At the company's first meeting, they decided to make three games in the next year or two. They soon got to work on a first person shooter known simply as "the game." Three years and a few overly optimistic release dates later, Diamond Bullet Studios emerged, disillusioned but proud, with Contention. While not exactly a commercial success, Contention was a vital step in the evolution of the company. Over the years some team members chose to escape the company with their sanity. Those that remained gained a wealth of experience in their duties, which ranged from days-long coding marathons to hitting propane tanks and tomatoes with rocks.
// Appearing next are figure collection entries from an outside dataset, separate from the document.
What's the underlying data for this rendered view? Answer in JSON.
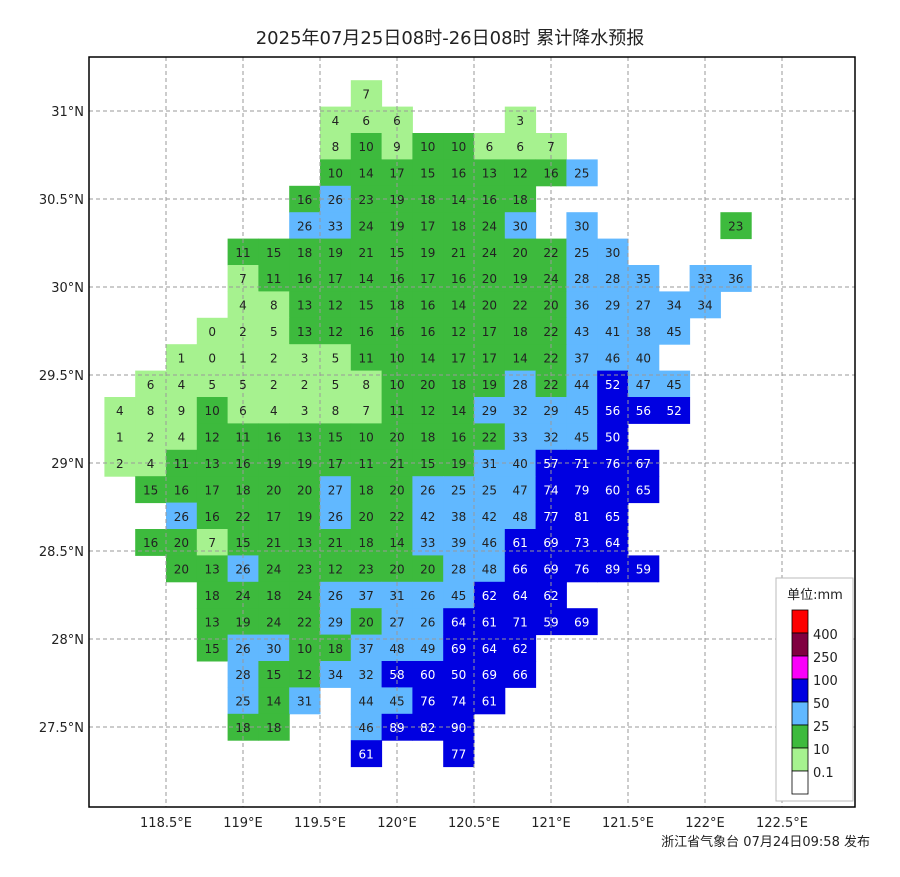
{
  "title": "2025年07月25日08时-26日08时 累计降水预报",
  "footer": "浙江省气象台 07月24日09:58 发布",
  "axes": {
    "lat_ticks": [
      {
        "value": 31,
        "label": "31°N"
      },
      {
        "value": 30.5,
        "label": "30.5°N"
      },
      {
        "value": 30,
        "label": "30°N"
      },
      {
        "value": 29.5,
        "label": "29.5°N"
      },
      {
        "value": 29,
        "label": "29°N"
      },
      {
        "value": 28.5,
        "label": "28.5°N"
      },
      {
        "value": 28,
        "label": "28°N"
      },
      {
        "value": 27.5,
        "label": "27.5°N"
      }
    ],
    "lon_ticks": [
      {
        "value": 118.5,
        "label": "118.5°E"
      },
      {
        "value": 119,
        "label": "119°E"
      },
      {
        "value": 119.5,
        "label": "119.5°E"
      },
      {
        "value": 120,
        "label": "120°E"
      },
      {
        "value": 120.5,
        "label": "120.5°E"
      },
      {
        "value": 121,
        "label": "121°E"
      },
      {
        "value": 121.5,
        "label": "121.5°E"
      },
      {
        "value": 122,
        "label": "122°E"
      },
      {
        "value": 122.5,
        "label": "122.5°E"
      }
    ]
  },
  "legend": {
    "unit": "单位:mm",
    "levels": [
      {
        "label": "400",
        "min": 400,
        "color": "#fd0000"
      },
      {
        "label": "250",
        "min": 250,
        "color": "#800040"
      },
      {
        "label": "100",
        "min": 100,
        "color": "#fa00fa"
      },
      {
        "label": "50",
        "min": 50,
        "color": "#0000e1"
      },
      {
        "label": "25",
        "min": 25,
        "color": "#61b8ff"
      },
      {
        "label": "10",
        "min": 10,
        "color": "#3dba3d"
      },
      {
        "label": "0.1",
        "min": 0,
        "color": "#a6f28f"
      },
      {
        "label": "",
        "min": -1,
        "color": "#ffffff"
      }
    ]
  },
  "grid": {
    "lon_start": 118.2,
    "lon_step": 0.2,
    "lat_start": 31.1,
    "lat_step": -0.15,
    "values": [
      [
        null,
        null,
        null,
        null,
        null,
        null,
        null,
        null,
        7,
        null,
        null,
        null,
        null,
        null,
        null,
        null,
        null,
        null,
        null,
        null,
        null
      ],
      [
        null,
        null,
        null,
        null,
        null,
        null,
        null,
        4,
        6,
        6,
        null,
        null,
        null,
        3,
        null,
        null,
        null,
        null,
        null,
        null,
        null
      ],
      [
        null,
        null,
        null,
        null,
        null,
        null,
        null,
        8,
        10,
        9,
        10,
        10,
        6,
        6,
        7,
        null,
        null,
        null,
        null,
        null,
        null
      ],
      [
        null,
        null,
        null,
        null,
        null,
        null,
        null,
        10,
        14,
        17,
        15,
        16,
        13,
        12,
        16,
        25,
        null,
        null,
        null,
        null,
        null
      ],
      [
        null,
        null,
        null,
        null,
        null,
        null,
        16,
        26,
        23,
        19,
        18,
        14,
        16,
        18,
        null,
        null,
        null,
        null,
        null,
        null,
        null
      ],
      [
        null,
        null,
        null,
        null,
        null,
        null,
        26,
        33,
        24,
        19,
        17,
        18,
        24,
        30,
        null,
        30,
        null,
        null,
        null,
        null,
        23
      ],
      [
        null,
        null,
        null,
        null,
        11,
        15,
        18,
        19,
        21,
        15,
        19,
        21,
        24,
        20,
        22,
        25,
        30,
        null,
        null,
        null,
        null
      ],
      [
        null,
        null,
        null,
        null,
        7,
        11,
        16,
        17,
        14,
        16,
        17,
        16,
        20,
        19,
        24,
        28,
        28,
        35,
        null,
        33,
        36
      ],
      [
        null,
        null,
        null,
        null,
        4,
        8,
        13,
        12,
        15,
        18,
        16,
        14,
        20,
        22,
        20,
        36,
        29,
        27,
        34,
        34,
        null
      ],
      [
        null,
        null,
        null,
        0,
        2,
        5,
        13,
        12,
        16,
        16,
        16,
        12,
        17,
        18,
        22,
        43,
        41,
        38,
        45,
        null,
        null
      ],
      [
        null,
        null,
        1,
        0,
        1,
        2,
        3,
        5,
        11,
        10,
        14,
        17,
        17,
        14,
        22,
        37,
        46,
        40,
        null,
        null,
        null
      ],
      [
        null,
        6,
        4,
        5,
        5,
        2,
        2,
        5,
        8,
        10,
        20,
        18,
        19,
        28,
        22,
        44,
        52,
        47,
        45,
        null,
        null
      ],
      [
        4,
        8,
        9,
        10,
        6,
        4,
        3,
        8,
        7,
        11,
        12,
        14,
        29,
        32,
        29,
        45,
        56,
        56,
        52,
        null,
        null
      ],
      [
        1,
        2,
        4,
        12,
        11,
        16,
        13,
        15,
        10,
        20,
        18,
        16,
        22,
        33,
        32,
        45,
        50,
        null,
        null,
        null,
        null
      ],
      [
        2,
        4,
        11,
        13,
        16,
        19,
        19,
        17,
        11,
        21,
        15,
        19,
        31,
        40,
        57,
        71,
        76,
        67,
        null,
        null,
        null
      ],
      [
        null,
        15,
        16,
        17,
        18,
        20,
        20,
        27,
        18,
        20,
        26,
        25,
        25,
        47,
        74,
        79,
        60,
        65,
        null,
        null,
        null
      ],
      [
        null,
        null,
        26,
        16,
        22,
        17,
        19,
        26,
        20,
        22,
        42,
        38,
        42,
        48,
        77,
        81,
        65,
        null,
        null,
        null,
        null
      ],
      [
        null,
        16,
        20,
        7,
        15,
        21,
        13,
        21,
        18,
        14,
        33,
        39,
        46,
        61,
        69,
        73,
        64,
        null,
        null,
        null,
        null
      ],
      [
        null,
        null,
        20,
        13,
        26,
        24,
        23,
        12,
        23,
        20,
        20,
        28,
        48,
        66,
        69,
        76,
        89,
        59,
        null,
        null,
        null
      ],
      [
        null,
        null,
        null,
        18,
        24,
        18,
        24,
        26,
        37,
        31,
        26,
        45,
        62,
        64,
        62,
        null,
        null,
        null,
        null,
        null,
        null
      ],
      [
        null,
        null,
        null,
        13,
        19,
        24,
        22,
        29,
        20,
        27,
        26,
        64,
        61,
        71,
        59,
        69,
        null,
        null,
        null,
        null,
        null
      ],
      [
        null,
        null,
        null,
        15,
        26,
        30,
        10,
        18,
        37,
        48,
        49,
        69,
        64,
        62,
        null,
        null,
        null,
        null,
        null,
        null,
        null
      ],
      [
        null,
        null,
        null,
        null,
        28,
        15,
        12,
        34,
        32,
        58,
        60,
        50,
        69,
        66,
        null,
        null,
        null,
        null,
        null,
        null,
        null
      ],
      [
        null,
        null,
        null,
        null,
        25,
        14,
        31,
        null,
        44,
        45,
        76,
        74,
        61,
        null,
        null,
        null,
        null,
        null,
        null,
        null,
        null
      ],
      [
        null,
        null,
        null,
        null,
        18,
        18,
        null,
        null,
        46,
        89,
        82,
        90,
        null,
        null,
        null,
        null,
        null,
        null,
        null,
        null,
        null
      ],
      [
        null,
        null,
        null,
        null,
        null,
        null,
        null,
        null,
        61,
        null,
        null,
        77,
        null,
        null,
        null,
        null,
        null,
        null,
        null,
        null,
        null
      ]
    ]
  }
}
In the summer of 2010 three team members, Curtis Todd, Eric Bickle Jr., and Seth Greenstein, decided it was time for a change of pace. As a proof of concept, in two weeks they churned out Mower, a lawn mowing simulator. Despite its bizarre genre, Mower has been a modest success on the Xbox Live Indie Game Marketplace. Its success has largely been attributed to the allure of running over cats with a virtual lawn mower.
In the spring of 2011 while mentoring FRC® Team 2751, the team he helped found, Curtis began work on a new simulator. While it was intended simply to teach 2751's students to drive the robot, Curtis soon realized the immense benefits a simulator could have for both FRC® teams and FIRST®. Among other things, teams would be able to design robots, practice driving, and spread the word about FIRST® in an engaging way. Curtis proposed the idea to the rest of the DBS team, which now included Chris Zeigler, and, being FIRST® alumni themselves, they readily agreed to begin the project. Through a fortuitous series of meetings and pitches, the DBS team was able to catch the interest of the top officials at FIRST®, making the possible what is now known as Catalyst 2012.